In 1653 he was appointed one of the 'triers for the approbation of ministers.' He subsequently obtained from Sir Simon Archer of Umberslade Hall the rectory of Solihull, Warwickshire. After some years there his health gave way, and resigning his benefices he went to live at Sutton Coldfield, where he died on 16 May 1662. He was buried in the church of Sutton Coldfield.

==Works==

The following are his main works:

- An Apology in Defence of the Geneva Notes on the Bible (written circa 1612).
- A Patterne of Pietie, or the Religious life and death of that grave and gracious Matron, Mrs. Jane Ratcliffe, Widow, and Citizen of Chester, 1640.
- Sunday a Sabbath, or a preparative Discourse for discussion of Sabbatary doubts, 1641.
- The Christian Sabbath maintained, in Answer to a book of Dr. Pocklington styled "Sunday no Sabbath." Reply to John Pocklington.
- 'A Letter against the Erection of an Altar,' 1641.
- 'A Case of Conscience concerning the Sacrament of the Lord's Supper,' 1641.
- 'Defensive Doubts, Hopes and Reasons for Refusall of the Oath imposed by the sixth Canon of the late Synod,' 1641.
- 'A Comparison of the Parliamentary Prostestation with the late Canonical Oath,' 1641.
- 'A Discourse concerning Puritans,' 1641.
- 'A Monitor of Mortality,' 1643 (two funeral sermons).
- 'Fury of War and Folly of Sin,' 1643, a sermon.
- 'The New Quere and Determination upon it, by Mr.

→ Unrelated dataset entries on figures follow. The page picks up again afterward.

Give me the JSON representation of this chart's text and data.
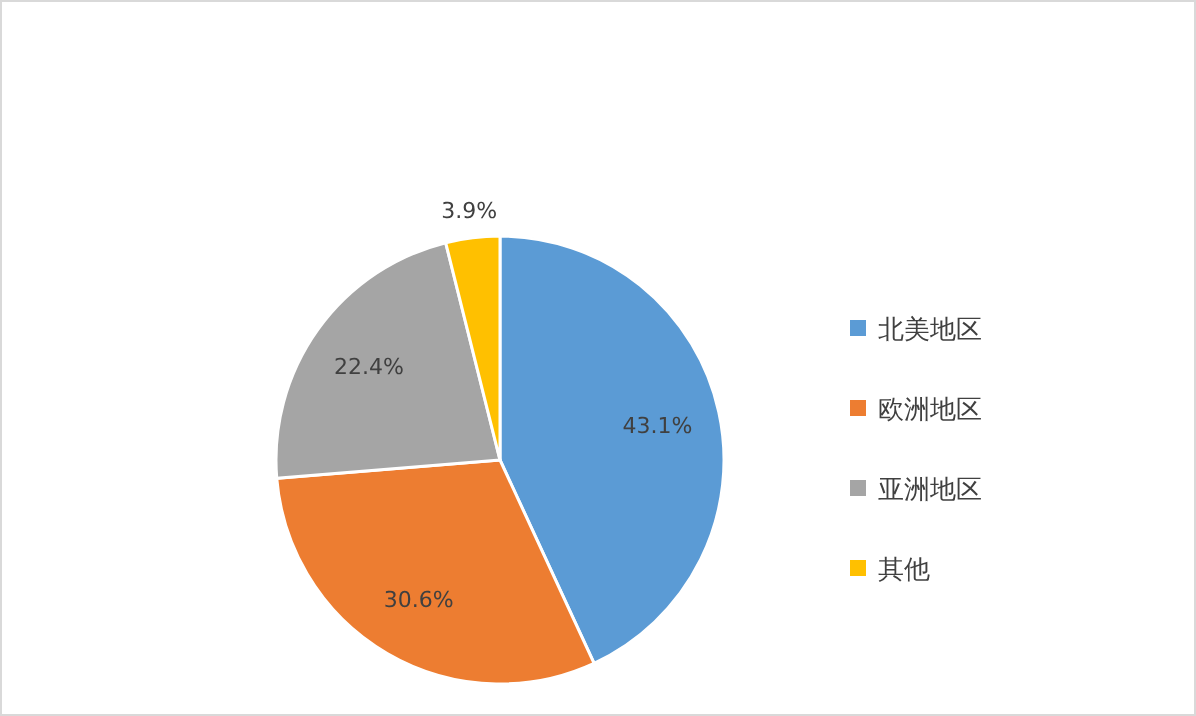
{
  "chart_data": {
    "type": "pie",
    "categories": [
      "北美地区",
      "欧洲地区",
      "亚洲地区",
      "其他"
    ],
    "values": [
      43.1,
      30.6,
      22.4,
      3.9
    ],
    "colors": [
      "#5b9bd5",
      "#ed7d31",
      "#a5a5a5",
      "#ffc000"
    ],
    "value_labels": [
      "43.1%",
      "30.6%",
      "22.4%",
      "3.9%"
    ],
    "legend": "right"
  }
}
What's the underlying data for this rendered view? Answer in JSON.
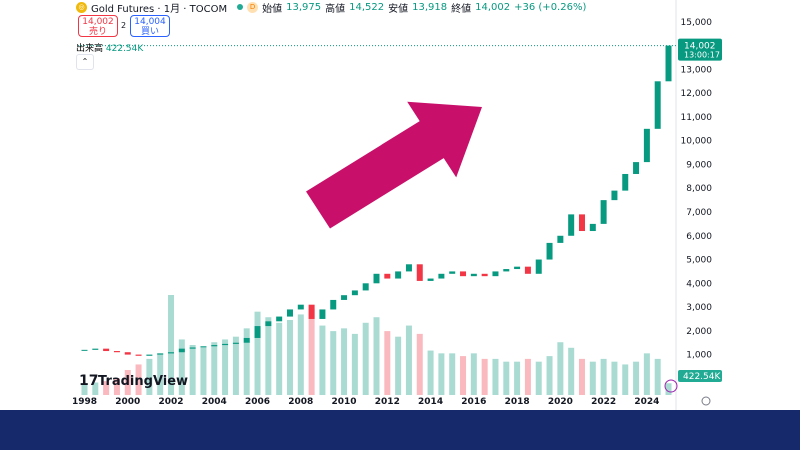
{
  "header": {
    "symbol": "Gold Futures · 1月 · TOCOM",
    "interval_badge": "D",
    "open_label": "始値",
    "open": "13,975",
    "high_label": "高値",
    "high": "14,522",
    "low_label": "安値",
    "low": "13,918",
    "close_label": "終値",
    "close": "14,002",
    "change": "+36 (+0.26%)"
  },
  "trade": {
    "sell_price": "14,002",
    "sell_label": "売り",
    "spread": "2",
    "buy_price": "14,004",
    "buy_label": "買い"
  },
  "volume_legend": {
    "label": "出来高",
    "value": "422.54K"
  },
  "logo": "TradingView",
  "chart_data": {
    "type": "candlestick",
    "x": [
      1998,
      1998.5,
      1999,
      1999.5,
      2000,
      2000.5,
      2001,
      2001.5,
      2002,
      2002.5,
      2003,
      2003.5,
      2004,
      2004.5,
      2005,
      2005.5,
      2006,
      2006.5,
      2007,
      2007.5,
      2008,
      2008.5,
      2009,
      2009.5,
      2010,
      2010.5,
      2011,
      2011.5,
      2012,
      2012.5,
      2013,
      2013.5,
      2014,
      2014.5,
      2015,
      2015.5,
      2016,
      2016.5,
      2017,
      2017.5,
      2018,
      2018.5,
      2019,
      2019.5,
      2020,
      2020.5,
      2021,
      2021.5,
      2022,
      2022.5,
      2023,
      2023.5,
      2024,
      2024.5,
      2025
    ],
    "values": [
      1200,
      1250,
      1150,
      1100,
      1000,
      950,
      1000,
      1050,
      1100,
      1250,
      1300,
      1350,
      1400,
      1450,
      1500,
      1700,
      2200,
      2400,
      2600,
      2900,
      3100,
      2500,
      2900,
      3300,
      3500,
      3700,
      4000,
      4400,
      4200,
      4500,
      4800,
      4100,
      4200,
      4400,
      4500,
      4300,
      4400,
      4300,
      4500,
      4600,
      4700,
      4400,
      5000,
      5700,
      6000,
      6900,
      6200,
      6500,
      7500,
      7900,
      8600,
      9100,
      10500,
      12500,
      14002
    ],
    "volume": [
      400,
      450,
      500,
      600,
      900,
      1100,
      1300,
      1500,
      3600,
      2000,
      1800,
      1700,
      1900,
      2000,
      2100,
      2400,
      3000,
      2800,
      2600,
      2700,
      2900,
      3100,
      2500,
      2300,
      2400,
      2200,
      2600,
      2800,
      2300,
      2100,
      2500,
      2200,
      1600,
      1500,
      1500,
      1400,
      1500,
      1300,
      1300,
      1200,
      1200,
      1300,
      1200,
      1400,
      1900,
      1700,
      1300,
      1200,
      1300,
      1200,
      1100,
      1200,
      1500,
      1300,
      422.54
    ],
    "up_color": "#089981",
    "down_color": "#f23645",
    "xlim": [
      1997.7,
      2025.3
    ],
    "xticks": [
      1998,
      2000,
      2002,
      2004,
      2006,
      2008,
      2010,
      2012,
      2014,
      2016,
      2018,
      2020,
      2022,
      2024
    ],
    "ylim": [
      -700,
      15500
    ],
    "yticks": [
      {
        "value": 1000,
        "label": "1,000"
      },
      {
        "value": 2000,
        "label": "2,000"
      },
      {
        "value": 3000,
        "label": "3,000"
      },
      {
        "value": 4000,
        "label": "4,000"
      },
      {
        "value": 5000,
        "label": "5,000"
      },
      {
        "value": 6000,
        "label": "6,000"
      },
      {
        "value": 7000,
        "label": "7,000"
      },
      {
        "value": 8000,
        "label": "8,000"
      },
      {
        "value": 9000,
        "label": "9,000"
      },
      {
        "value": 10000,
        "label": "10,000"
      },
      {
        "value": 11000,
        "label": "11,000"
      },
      {
        "value": 12000,
        "label": "12,000"
      },
      {
        "value": 13000,
        "label": "13,000"
      },
      {
        "value": 14000,
        "label": "14,000"
      },
      {
        "value": 15000,
        "label": "15,000"
      }
    ],
    "last_price": {
      "value": 14002,
      "label": "14,002"
    },
    "countdown": "13:00:17",
    "volume_tag": "422.54K"
  }
}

Saltmarsh ... examined,' 1646.
- 'Apologetical Narrative of the late Petition of the Common Council and Ministers of London,' 1646.

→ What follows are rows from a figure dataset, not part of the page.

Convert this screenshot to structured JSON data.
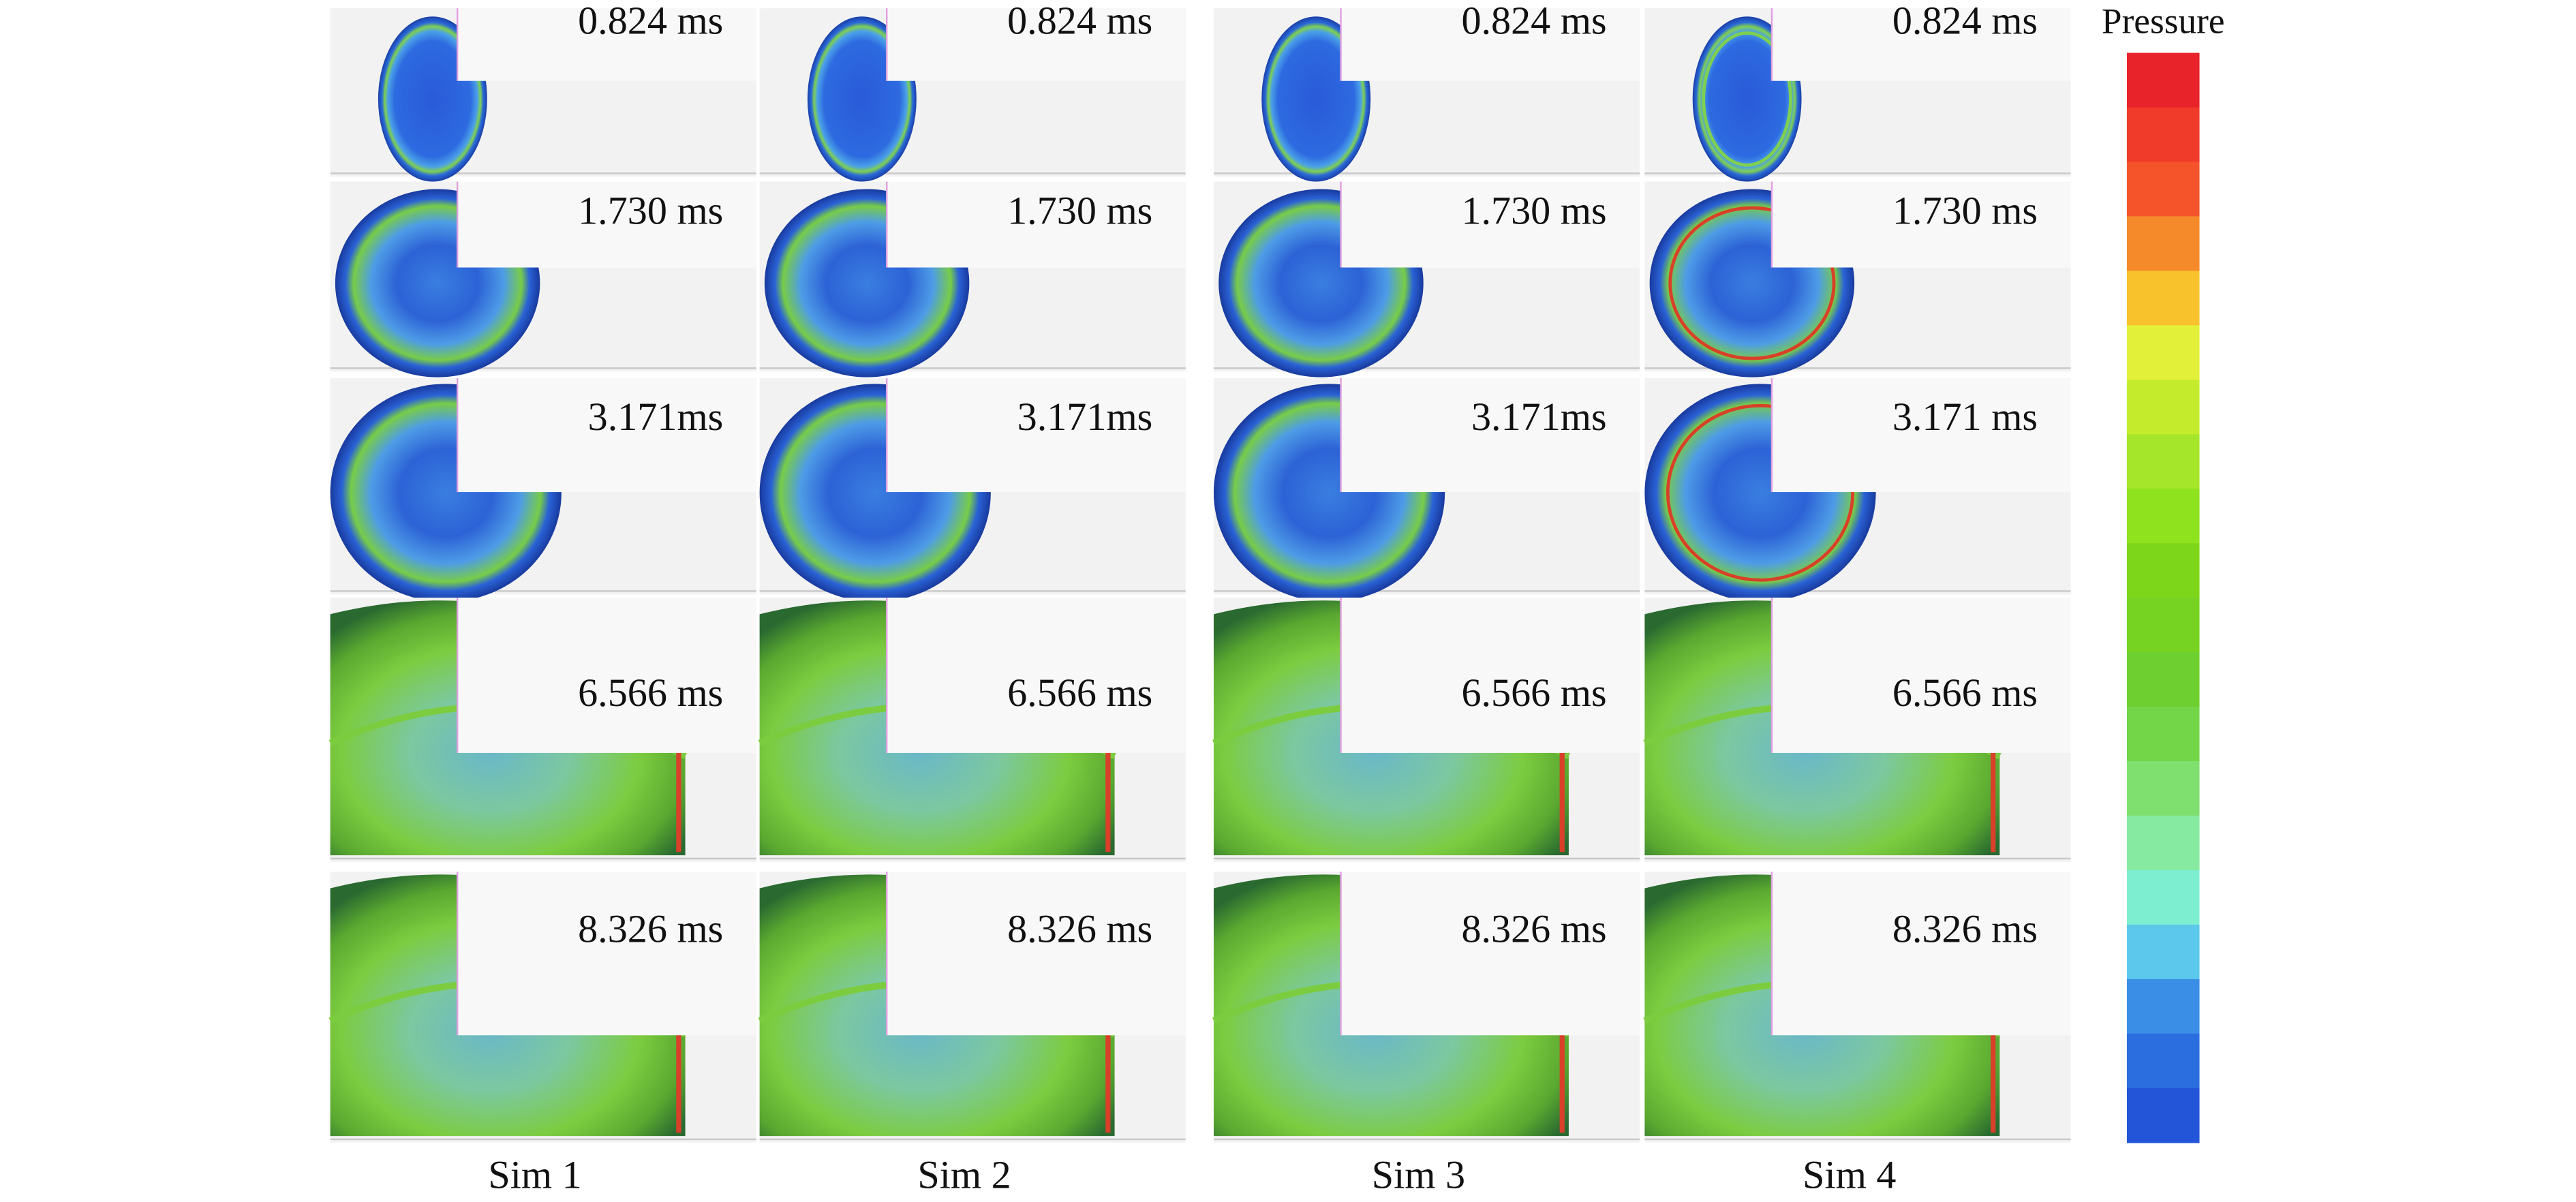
{
  "panels": {
    "times": [
      [
        "0.824 ms",
        "0.824 ms",
        "0.824 ms",
        "0.824 ms"
      ],
      [
        "1.730 ms",
        "1.730 ms",
        "1.730 ms",
        "1.730 ms"
      ],
      [
        "3.171ms",
        "3.171ms",
        "3.171ms",
        "3.171 ms"
      ],
      [
        "6.566 ms",
        "6.566 ms",
        "6.566 ms",
        "6.566 ms"
      ],
      [
        "8.326 ms",
        "8.326 ms",
        "8.326 ms",
        "8.326 ms"
      ]
    ]
  },
  "column_labels": [
    "Sim 1",
    "Sim 2",
    "Sim 3",
    "Sim 4"
  ],
  "colorbar": {
    "title": "Pressure",
    "colors": [
      "#e8232a",
      "#f03a2a",
      "#f5542b",
      "#f58a2a",
      "#f8c22c",
      "#e2f03a",
      "#c4ec2c",
      "#a6e62a",
      "#8fe21e",
      "#7ed61a",
      "#76d321",
      "#6ed030",
      "#72d648",
      "#7fe070",
      "#86eaa0",
      "#7eeed0",
      "#5cc8ec",
      "#3a8ee6",
      "#2a6ee0",
      "#2255d8"
    ]
  }
}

- 'Light for Smoak, or a cleare and distinct Reply to a dark and confused Answer in a book made and entitled "The Smoke in the Temple" by John Saltmarsh,' 1646.
- 'An After-reckoning with Mr. Saltmarsh,' 1646.

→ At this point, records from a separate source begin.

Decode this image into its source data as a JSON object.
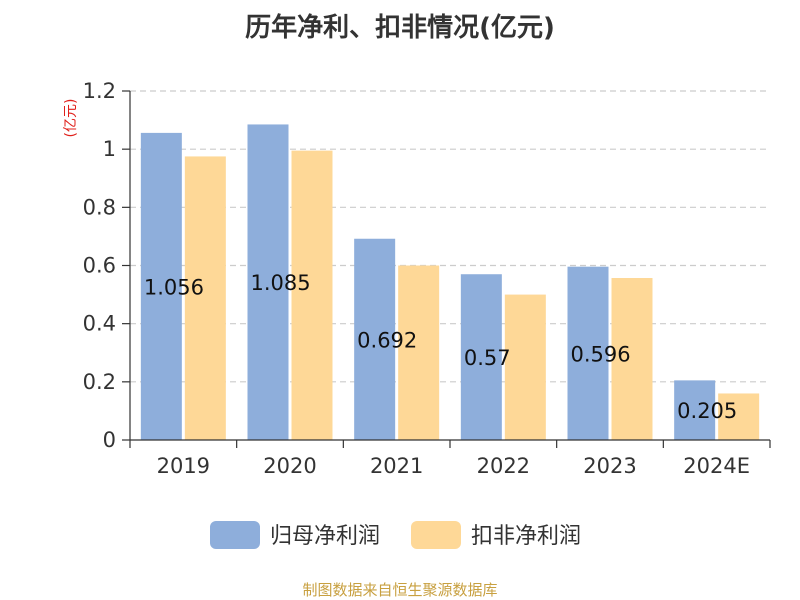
{
  "chart_data": {
    "type": "bar",
    "title": "历年净利、扣非情况(亿元)",
    "unit_label": "(亿元)",
    "categories": [
      "2019",
      "2020",
      "2021",
      "2022",
      "2023",
      "2024E"
    ],
    "series": [
      {
        "name": "归母净利润",
        "color": "#8eaedb",
        "values": [
          1.056,
          1.085,
          0.692,
          0.57,
          0.596,
          0.205
        ],
        "labels": [
          "1.056",
          "1.085",
          "0.692",
          "0.57",
          "0.596",
          "0.205"
        ]
      },
      {
        "name": "扣非净利润",
        "color": "#fed897",
        "values": [
          0.975,
          0.995,
          0.6,
          0.5,
          0.557,
          0.16
        ]
      }
    ],
    "ylim": [
      0,
      1.2
    ],
    "yticks": [
      {
        "value": 0,
        "label": "0"
      },
      {
        "value": 0.2,
        "label": "0.2"
      },
      {
        "value": 0.4,
        "label": "0.4"
      },
      {
        "value": 0.6,
        "label": "0.6"
      },
      {
        "value": 0.8,
        "label": "0.8"
      },
      {
        "value": 1,
        "label": "1"
      },
      {
        "value": 1.2,
        "label": "1.2"
      }
    ],
    "grid": true,
    "legend_position": "bottom-center"
  },
  "source": "制图数据来自恒生聚源数据库"
}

- 'Attestation of the Ministers of Cheshire to the Testimony of the Ministers of the Province of London,' 1648.
- 'Elaborate Annotations on the Pentateuch,' 1651.
- 'A Learned Defence for the Legaluty of Tithes,' Oxford, 1653.
- 'General Reasons against the Payment of a fifth part to Sequestered Ministers' Wives and Children ... whereto are added special Reasons against the Payment of a fifth part to Dr. E. H[yde] out of the Rectory of Brightwell,' 1654.
- 'Debate concerning the English Liturgy drawn out in two English and two Latin Epistles, written betwixt Edward Hyde and John Ley,' 1656.
- 'Discourses or Disputations, chiefly concerning matters of Religion,' 1658.
- 'Animadversions on two printed Books of Joh. Onely, a Lay Preacher.'
- 'Equitable and Necessary Considerations for the Association of Arms throughout England and Wales.'
- 'Comparison of the Oath of the Sixth Canon of the last Synod of Bishops and the Protestation set forth by the Parliament, in Answer to a letter of Pedoel Harlow, Gent.'
- 'Exceptions Many and Just, being an Answer to two injurious Petitions against Tithes.'

He was an important contributor to the Westminster Annotations (Annotations upon all the Books of the Old and New Testament, 1645), with Meric Casaubon, John Downame, Daniel Featley, Thomas Gataker, William Gouge, Adam Pemberton, John Reading, Edward Reynolds, and Francis Taylor.